For Swift specifically, a few tools are worth knowing:

# SwiftLint: style and complexity rules
swiftlint analyze --compiler-log-path compile_commands.json

# Periphery: finds unused code (coupling symptom)
periphery scan

# Sourcery: for structural analysis and metrics
sourcery --sources Sources --templates Templates/Metrics.stencil

For the cyclomatic complexity problem specifically, you can configure SwiftLint with a threshold:

# .swiftlint.yml
cyclomatic_complexity:
  warning: 10
  error: 15

This will flag methods that exceed the threshold, which is useful as a gate but more useful as a prompt: when a generated method triggers this rule, it is a signal to review whether the complexity is essential or whether the agent just took the easy path through a series of else if branches.

The Tacit Knowledge Problem

Beyond the measurable quality metrics, Doernenburg’s series surfaces a harder problem. Some of the quality degradation in CCMenu was not detectable by any static analysis tool. The AI added code that was structurally reasonable by generic standards but wrong for this codebase specifically, because it violated conventions and architectural decisions that existed only in the head of the original author.
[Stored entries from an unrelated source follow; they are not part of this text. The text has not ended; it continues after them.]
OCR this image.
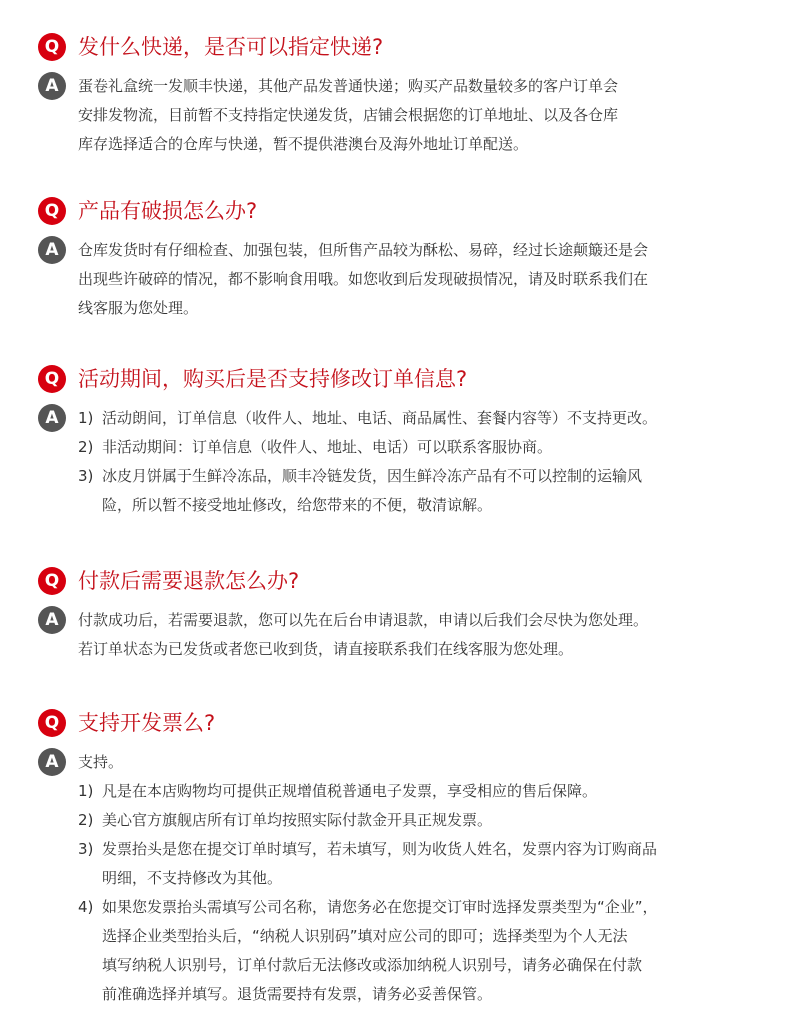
Q 发什么快递，是否可以指定快递?
A	蛋卷礼盒统一发顺丰快递，其他产品发普通快递；购买产品数量较多的客户订单会

安排发物流，目前暂不支持指定快递发货，店铺会根据您的订单地址、以及各仓库

库存选择适合的仓库与快递，暂不提供港澳台及海外地址订单配送。

Q 产品有破损怎么办?
A	仓库发货时有仔细检查、加强包装，但所售产品较为酥松、易碎，经过长途颠簸还是会

出现些许破碎的情况，都不影响食用哦。如您收到后发现破损情况，请及时联系我们在

线客服为您处理。

Q 活动期间，购买后是否支持修改订单信息?
A	1) 活动朗间，订单信息（收件人、地址、电话、商品属性、套餐内容等）不支持更改。

2) 非活动期间：订单信息（收件人、地址、电话）可以联系客服协商。

3) 冰皮月饼属于生鲜冷冻品，顺丰冷链发货，因生鲜冷冻产品有不可以控制的运输风

险，所以暂不接受地址修改，给您带来的不便，敬清谅解。

Q 付款后需要退款怎么办?
A	付款成功后，若需要退款，您可以先在后台申请退款，申请以后我们会尽快为您处理。

若订单状态为已发货或者您已收到货，请直接联系我们在线客服为您处理。

Q 支持开发票么?
A	支持。

1) 凡是在本店购物均可提供正规增值税普通电子发票，享受相应的售后保障。

2) 美心官方旗舰店所有订单均按照实际付款金开具正规发票。

3) 发票抬头是您在提交订单时填写，若未填写，则为收货人姓名，发票内容为订购商品

明细，不支持修改为其他。

4) 如果您发票抬头需填写公司名称，请您务必在您提交订审时选择发票类型为“企业”，

选择企业类型抬头后，“纳税人识别码”填对应公司的即可；选择类型为个人无法

填写纳税人识别号，订单付款后无法修改或添加纳税人识别号，请务必确保在付款

前准确选择并填写。退货需要持有发票，请务必妥善保管。
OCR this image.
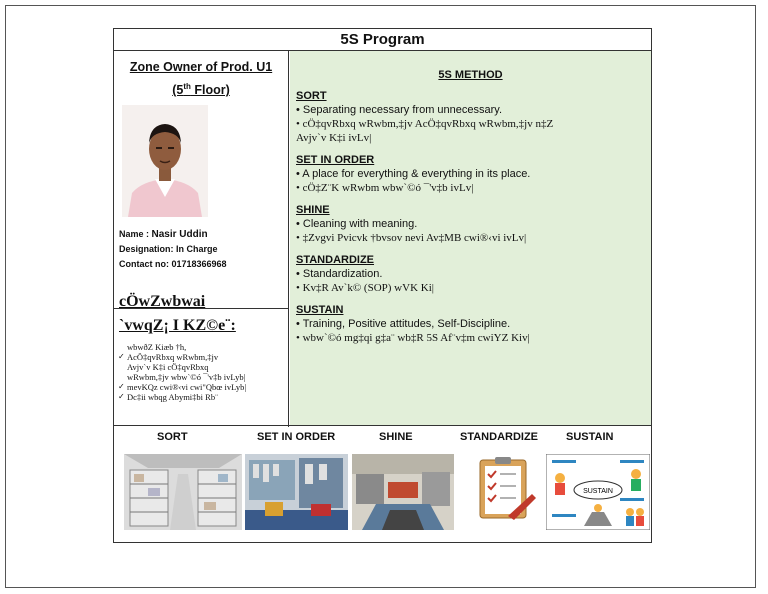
5S Program
Zone Owner of Prod. U1
(5th Floor)
Name : Nasir Uddin
Designation: In Charge
Contact no: 01718366968
cÖwZwbwai
`vwqZ¡ I KZ©e¨:
wbwðZ Kiæb †h,
✓ AcÖ‡qvRbxq wRwbm,‡jv
Avjv`v K‡i cÖ‡qvRbxq
wRwbm,‡jv wbw`©ó ¯'v‡b ivLyb|
✓ mevKQz cwi®‹vi cwi"Qbœ ivLyb|
✓ Dc‡ii wbqg Abymi‡bi Rb¨
5S METHOD
SORT
• Separating necessary from unnecessary.
• cÖ‡qvRbxq wRwbm,‡jv AcÖ‡qvRbxq wRwbm,‡jv n‡Z
Avjv`v K‡i ivLv|
SET IN ORDER
• A place for everything & everything in its place.
• cÖ‡Z¨K wRwbm wbw`©ó ¯'v‡b ivLv|
SHINE
• Cleaning with meaning.
• ‡Zvgvi Pvicvk †bvsov nevi Av‡MB cwi®‹vi ivLv|
STANDARDIZE
• Standardization.
• Kv‡R Av`k© (SOP) wVK Ki|
SUSTAIN
• Training, Positive attitudes, Self-Discipline.
• wbw`©ó mg‡qi g‡a¨ wb‡R 5S Af¨v‡m cwiYZ Kiv|
SORT	SET IN ORDER	SHINE	STANDARDIZE	SUSTAIN
SUSTAIN
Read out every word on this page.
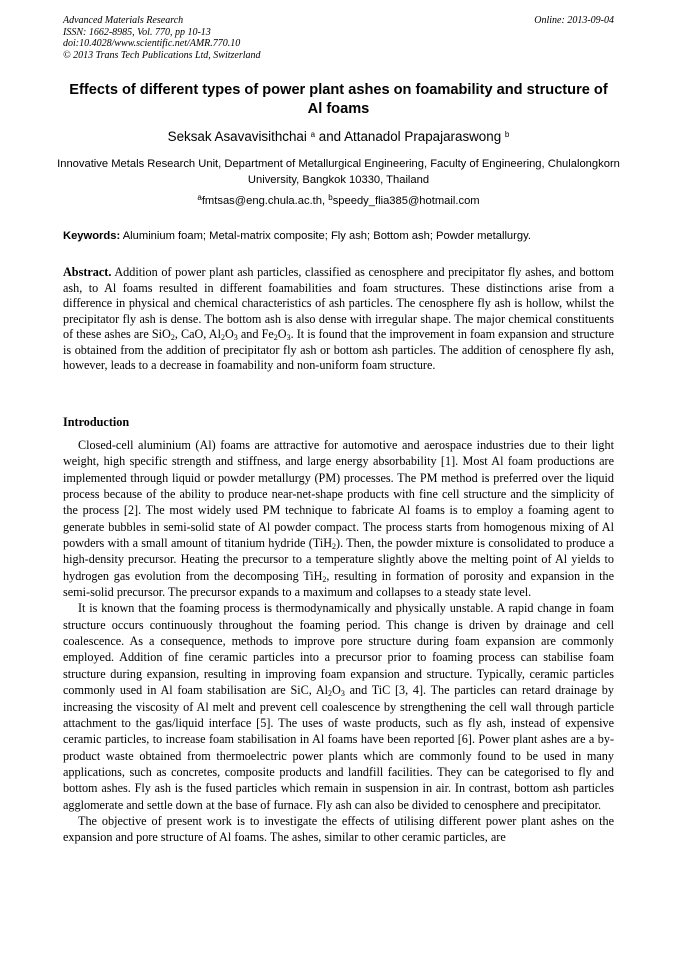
Advanced Materials Research
ISSN: 1662-8985, Vol. 770, pp 10-13
doi:10.4028/www.scientific.net/AMR.770.10
© 2013 Trans Tech Publications Ltd, Switzerland
Online: 2013-09-04
Effects of different types of power plant ashes on foamability and structure of Al foams
Seksak Asavavisithchai $^a$ and Attanadol Prapajaraswong $^b$
Innovative Metals Research Unit, Department of Metallurgical Engineering, Faculty of Engineering, Chulalongkorn University, Bangkok 10330, Thailand
$^a$fmtsas@eng.chula.ac.th, $^b$speedy_flia385@hotmail.com
Keywords: Aluminium foam; Metal-matrix composite; Fly ash; Bottom ash; Powder metallurgy.
Abstract. Addition of power plant ash particles, classified as cenosphere and precipitator fly ashes, and bottom ash, to Al foams resulted in different foamabilities and foam structures. These distinctions arise from a difference in physical and chemical characteristics of ash particles. The cenosphere fly ash is hollow, whilst the precipitator fly ash is dense. The bottom ash is also dense with irregular shape. The major chemical constituents of these ashes are SiO$_2$, CaO, $Al_2O_3$ and $Fe_2O_3$. It is found that the improvement in foam expansion and structure is obtained from the addition of precipitator fly ash or bottom ash particles. The addition of cenosphere fly ash, however, leads to a decrease in foamability and non-uniform foam structure.
Introduction

Closed-cell aluminium (Al) foams are attractive for automotive and aerospace industries due to their light weight, high specific strength and stiffness, and large energy absorbability [1]. Most Al foam productions are implemented through liquid or powder metallurgy (PM) processes. The PM method is preferred over the liquid process because of the ability to produce near-net-shape products with fine cell structure and the simplicity of the process [2]. The most widely used PM technique to fabricate Al foams is to employ a foaming agent to generate bubbles in semi-solid state of Al powder compact. The process starts from homogenous mixing of Al powders with a small amount of titanium hydride (TiH$_2$). Then, the powder mixture is consolidated to produce a high-density precursor. Heating the precursor to a temperature slightly above the melting point of Al yields to hydrogen gas evolution from the decomposing TiH$_2$, resulting in formation of porosity and expansion in the semi-solid precursor. The precursor expands to a maximum and collapses to a steady state level.

It is known that the foaming process is thermodynamically and physically unstable. A rapid change in foam structure occurs continuously throughout the foaming period. This change is driven by drainage and cell coalescence. As a consequence, methods to improve pore structure during foam expansion are commonly employed. Addition of fine ceramic particles into a precursor prior to foaming process can stabilise foam structure during expansion, resulting in improving foam expansion and structure. Typically, ceramic particles commonly used in Al foam stabilisation are SiC, $Al_2O_3$ and TiC [3, 4]. The particles can retard drainage by increasing the viscosity of Al melt and prevent cell coalescence by strengthening the cell wall through particle attachment to the gas/liquid interface [5]. The uses of waste products, such as fly ash, instead of expensive ceramic particles, to increase foam stabilisation in Al foams have been reported [6]. Power plant ashes are a by-product waste obtained from thermoelectric power plants which are commonly found to be used in many applications, such as concretes, composite products and landfill facilities. They can be categorised to fly and bottom ashes. Fly ash is the fused particles which remain in suspension in air. In contrast, bottom ash particles agglomerate and settle down at the base of furnace. Fly ash can also be divided to cenosphere and precipitator.

The objective of present work is to investigate the effects of utilising different power plant ashes on the expansion and pore structure of Al foams. The ashes, similar to other ceramic particles, are
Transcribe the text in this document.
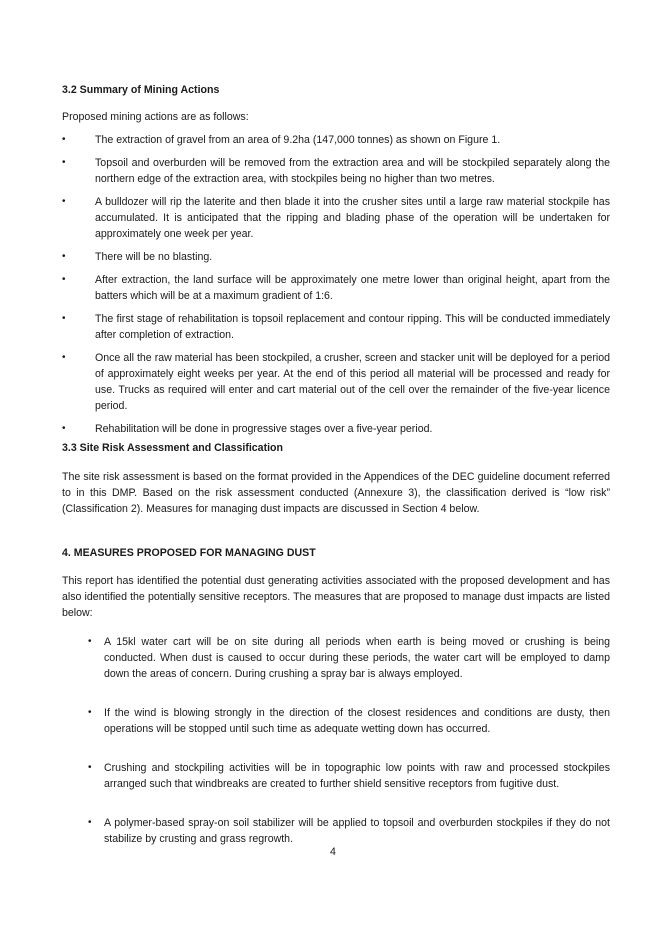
3.2 Summary of Mining Actions
Proposed mining actions are as follows:
•	The extraction of gravel from an area of 9.2ha (147,000 tonnes) as shown on Figure 1.
•	Topsoil and overburden will be removed from the extraction area and will be stockpiled separately along the northern edge of the extraction area, with stockpiles being no higher than two metres.
•	A bulldozer will rip the laterite and then blade it into the crusher sites until a large raw material stockpile has accumulated. It is anticipated that the ripping and blading phase of the operation will be undertaken for approximately one week per year.
•	There will be no blasting.
•	After extraction, the land surface will be approximately one metre lower than original height, apart from the batters which will be at a maximum gradient of 1:6.
•	The first stage of rehabilitation is topsoil replacement and contour ripping. This will be conducted immediately after completion of extraction.
•	Once all the raw material has been stockpiled, a crusher, screen and stacker unit will be deployed for a period of approximately eight weeks per year. At the end of this period all material will be processed and ready for use. Trucks as required will enter and cart material out of the cell over the remainder of the five-year licence period.
•	Rehabilitation will be done in progressive stages over a five-year period.
3.3 Site Risk Assessment and Classification
The site risk assessment is based on the format provided in the Appendices of the DEC guideline document referred to in this DMP. Based on the risk assessment conducted (Annexure 3), the classification derived is “low risk” (Classification 2). Measures for managing dust impacts are discussed in Section 4 below.
4. MEASURES PROPOSED FOR MANAGING DUST
This report has identified the potential dust generating activities associated with the proposed development and has also identified the potentially sensitive receptors. The measures that are proposed to manage dust impacts are listed below:
• A 15kl water cart will be on site during all periods when earth is being moved or crushing is being conducted. When dust is caused to occur during these periods, the water cart will be employed to damp down the areas of concern. During crushing a spray bar is always employed.
• If the wind is blowing strongly in the direction of the closest residences and conditions are dusty, then operations will be stopped until such time as adequate wetting down has occurred.
• Crushing and stockpiling activities will be in topographic low points with raw and processed stockpiles arranged such that windbreaks are created to further shield sensitive receptors from fugitive dust.
• A polymer-based spray-on soil stabilizer will be applied to topsoil and overburden stockpiles if they do not stabilize by crusting and grass regrowth.
4
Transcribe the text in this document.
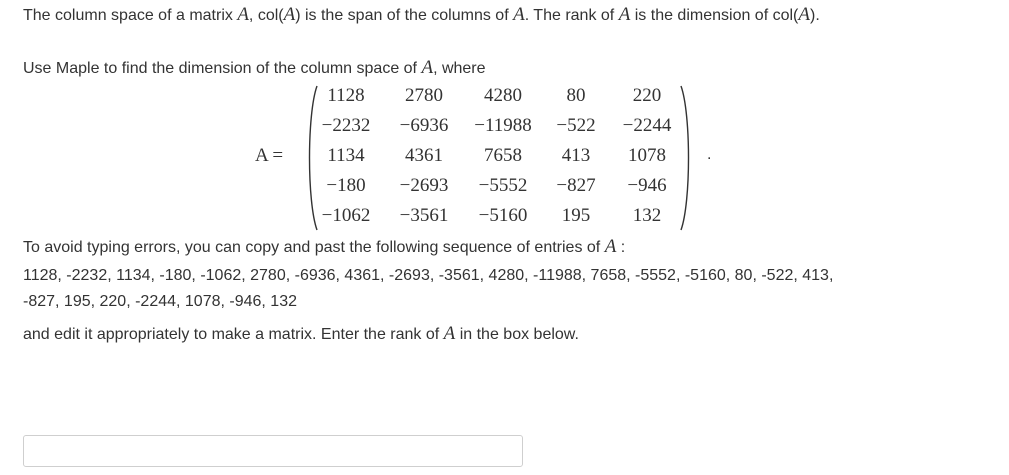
The column space of a matrix A, col(A) is the span of the columns of A. The rank of A is the dimension of col(A).
Use Maple to find the dimension of the column space of A, where
A =
1128	2780	4280	80	220
−2232	−6936	−11988	−522	−2244
1134	4361	7658	413	1078
−180	−2693	−5552	−827	−946
−1062	−3561	−5160	195	132
.
To avoid typing errors, you can copy and past the following sequence of entries of A :
1128, -2232, 1134, -180, -1062, 2780, -6936, 4361, -2693, -3561, 4280, -11988, 7658, -5552, -5160, 80, -522, 413,
-827, 195, 220, -2244, 1078, -946, 132
and edit it appropriately to make a matrix. Enter the rank of A in the box below.
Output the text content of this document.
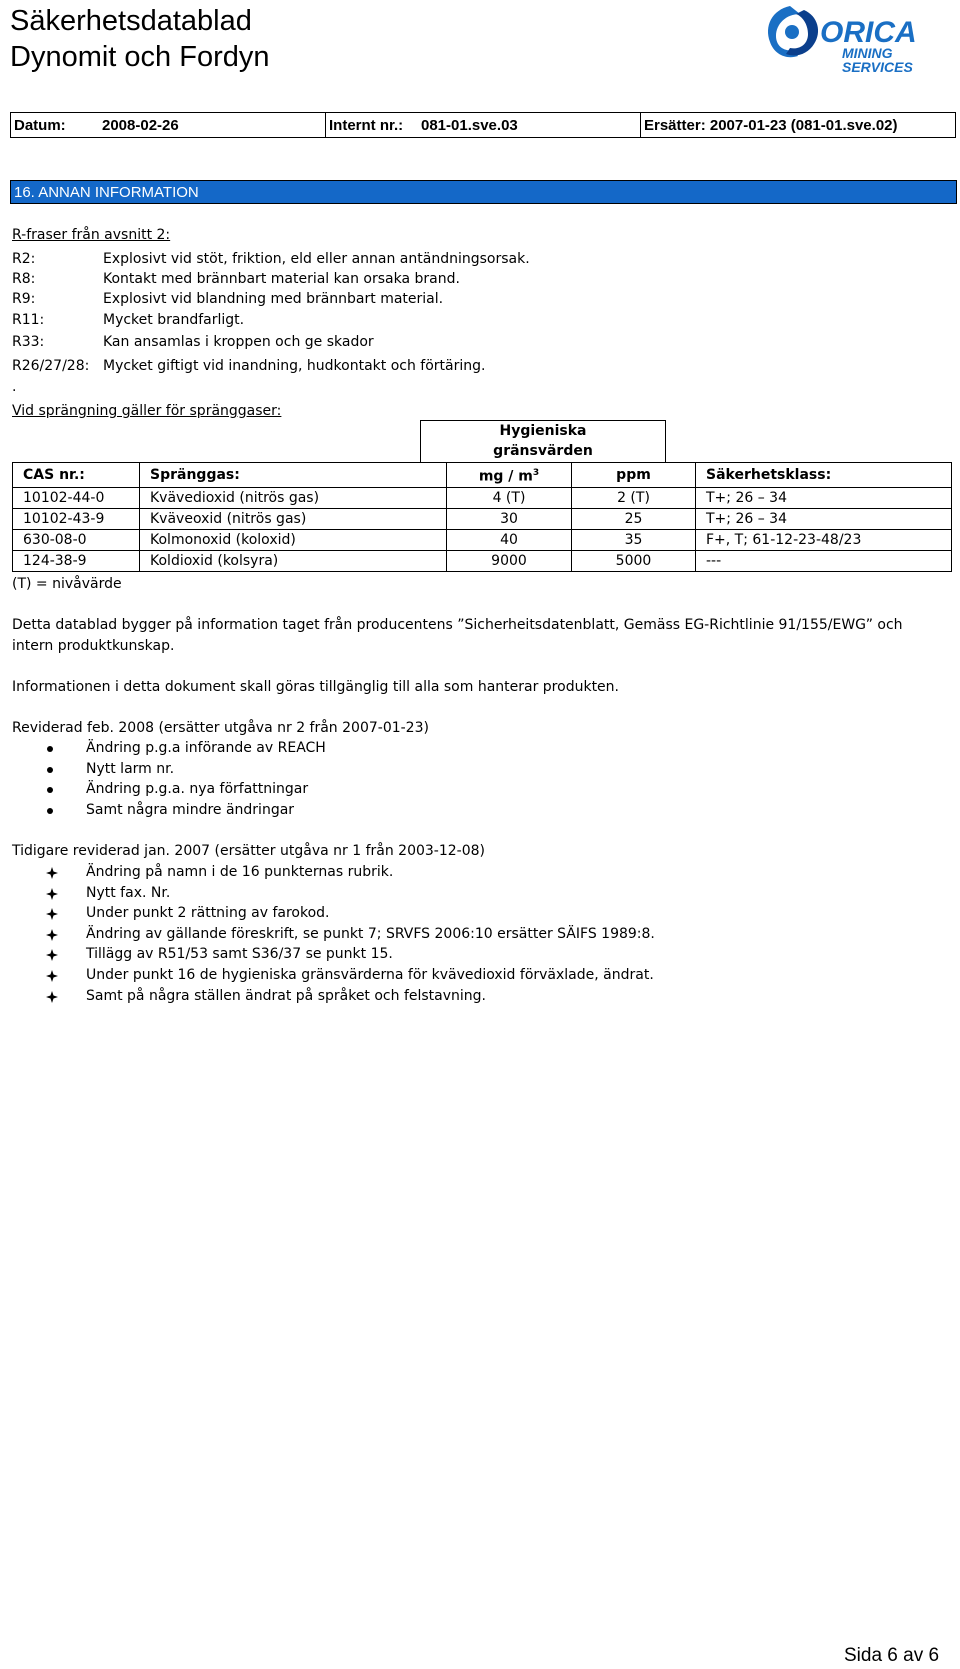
Säkerhetsdatablad
Dynomit och Fordyn
ORICA
MINING
SERVICES
Datum:	2008-02-26	Internt nr.:	081-01.sve.03	Ersätter: 2007-01-23 (081-01.sve.02)
16. ANNAN INFORMATION
R-fraser från avsnitt 2:
R2:	Explosivt vid stöt, friktion, eld eller annan antändningsorsak.
R8:	Kontakt med brännbart material kan orsaka brand.
R9:	Explosivt vid blandning med brännbart material.
R11:	Mycket brandfarligt.
R33:	Kan ansamlas i kroppen och ge skador
R26/27/28: Mycket giftigt vid inandning, hudkontakt och förtäring.
.
Vid sprängning gäller för spränggaser:
Hygieniska
gränsvärden
CAS nr.:	Spränggas:	mg / $m^3$	ppm	Säkerhetsklass:
10102-44-0	Kvävedioxid (nitrös gas)	4 (T)	2 (T)	T+; 26 – 34
10102-43-9	Kväveoxid (nitrös gas)	30	25	T+; 26 – 34
630-08-0	Kolmonoxid (koloxid)	40	35	F+, T; 61-12-23-48/23
124-38-9	Koldioxid (kolsyra)	9000	5000	---
(T) = nivåvärde
Detta datablad bygger på information taget från producentens ”Sicherheitsdatenblatt, Gemäss EG-Richtlinie 91/155/EWG” och
intern produktkunskap.
Informationen i detta dokument skall göras tillgänglig till alla som hanterar produkten.
Reviderad feb. 2008 (ersätter utgåva nr 2 från 2007-01-23)
Ändring p.g.a införande av REACH
Nytt larm nr.
Ändring p.g.a. nya författningar
Samt några mindre ändringar
Tidigare reviderad jan. 2007 (ersätter utgåva nr 1 från 2003-12-08)
Ändring på namn i de 16 punkternas rubrik.
Nytt fax. Nr.
Under punkt 2 rättning av farokod.
Ändring av gällande föreskrift, se punkt 7; SRVFS 2006:10 ersätter SÄIFS 1989:8.
Tillägg av R51/53 samt S36/37 se punkt 15.
Under punkt 16 de hygieniska gränsvärderna för kvävedioxid förväxlade, ändrat.
Samt på några ställen ändrat på språket och felstavning.
Sida 6 av 6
This is what Doernenburg called the institutional knowledge problem in an earlier installment of his series: the AI cannot absorb the implicit reasoning behind existing structure. It sees that a concrete type works here; it does not see that the protocol boundary was placed deliberately to enable a future extension point that has not been built yet.

There is no tool that fixes this. The fix is human review by someone who holds that context, which means the value proposition of AI-assisted development shifts: it saves you time writing the code, but it does not save you the review time, and in some cases the review is harder because you are auditing unfamiliar code rather than reading your own.

What to Do With This

The CCMenu experiment does not argue against using AI coding agents. Erik Doernenburg uses them deliberately and with clear eyes about the tradeoffs. What the experiment provides is a useful calibration.

For a greenfield project or a throwaway script, internal quality drift from AI contributions is a manageable risk. For a long-lived, maintained codebase, it is a compounding cost. The code that passes tests today but has 40% higher cyclomatic complexity than it needs to, uses concrete types where protocols belong, and duplicates six copies of a pattern that should be extracted once, will be harder to change in six months.

The practical response is to treat internal quality metrics as first-class signals in your AI coding workflow:

  • Run static analysis on AI-generated diffs, not just on CI after merge.
  • Review coupling changes specifically, not just functional behavior.
  • Treat duplicated code from the agent as a refactoring opportunity, not just accepted output.
  • Write branch-coverage checks with the same rigor as line-coverage checks, because the AI will game line coverage without meaning to.

The full series on Martin Fowler’s site is worth reading as a whole. It is some of the more rigorous practitioner-level analysis of what AI coding agents actually do to real codebases, as opposed to the productivity benchmarks run on isolated task completion. The quality assessment article is the culminating piece, and the finding is straightforward: AI agents shift the quality risk from functional correctness to structural integrity, and that shift requires you to adapt your review process accordingly.